The infamous section 377A of the Penal Code found its way into the spotlight and national debate again after the Indian Supreme Court abolished a similar law criminalising sex between consenting adult men, an archaic relic of conservative laws from the British colonial era. The nation was gripped by the increasingly heated debate, which mobilised many people to take a clear stance, and even saw the birth of a new hashtag – #ready4repeal. Opposing petitions by activists from both sides raced to collect more signatures. Religious groups condemned the liberal move and stood fast on their position against the repeal. Despite the intense debates, eventually no action was taken, and to the dismay, or triumph, of many citizens, the status quo was maintained.

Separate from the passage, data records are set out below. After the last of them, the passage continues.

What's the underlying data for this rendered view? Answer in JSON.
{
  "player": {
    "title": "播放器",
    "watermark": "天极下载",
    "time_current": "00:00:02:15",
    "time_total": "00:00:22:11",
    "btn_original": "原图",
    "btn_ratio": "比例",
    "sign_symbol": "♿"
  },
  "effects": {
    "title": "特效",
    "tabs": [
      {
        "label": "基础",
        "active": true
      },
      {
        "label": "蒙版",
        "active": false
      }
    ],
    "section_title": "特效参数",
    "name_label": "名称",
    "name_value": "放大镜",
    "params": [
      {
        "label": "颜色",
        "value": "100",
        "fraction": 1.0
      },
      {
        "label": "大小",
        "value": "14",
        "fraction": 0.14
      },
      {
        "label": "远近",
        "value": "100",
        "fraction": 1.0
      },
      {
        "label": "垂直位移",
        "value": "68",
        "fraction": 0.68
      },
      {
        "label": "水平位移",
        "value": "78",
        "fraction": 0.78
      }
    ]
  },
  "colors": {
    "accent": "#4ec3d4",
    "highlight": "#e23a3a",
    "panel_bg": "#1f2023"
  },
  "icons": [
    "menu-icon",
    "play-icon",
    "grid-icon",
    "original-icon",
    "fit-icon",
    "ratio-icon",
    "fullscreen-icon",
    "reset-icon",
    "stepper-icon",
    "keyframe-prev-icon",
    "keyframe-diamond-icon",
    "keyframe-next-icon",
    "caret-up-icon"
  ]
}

The cyber attack on SingHealth’s patient database proved to be the worst cyber attack in Singapore’s history. From 27 June to 4 July, the personal data of 1.5 million patients, including Prime Minister Lee Hsien Loong and several ministers, were stolen from SingHealth’s electronic medical records (EMR) system during an APT (advanced persistent threat) attack. The SingHealth computers were hacked into and infiltrated – which had catastrophic consequences as SingHealth is Singapore’s largest group of healthcare institutions, comprising of four hospitals, five national speciality centres, and eight polyclinics. The data was accessed and copied, but not tampered with.
Another case that sparked huge controversy and uproar from locals was Mindef’s rejection of Ben Davis’s National Service deferment request, when Davis was offered a deal to sign a two-year professional contract with Fulham FC, making him the first Singaporean to sign with an English Premier League (EPL) club. The 17-year-old was bound by his upcoming NS obligations as a Singaporean son, which led to his father encouraging his son “to renounce his Singapore citizenship in order to pursue his career”, and Davis going ahead to sign with Fulham FC. His request for deferment was rejected by Mindef on the grounds that it was a matter of “personal interest” rather than serving as a national athlete representing Team Singapore, while “deferment from National Service is granted for exceptional sportsmen to represent our national interest and not their own career development”.
His family’s lack of commitment to a specific date during which Davis would come back to serve his NS also prompted Mindef’s decision. Only three athletes – Joseph Schooling, Quah Zheng Wen, and Maximilian Soh, have been granted deferment in the past 15 years. Defence Minister Ng Eng Hen caustically accused Davis of having “no commitment to serve Singapore or our national interests”.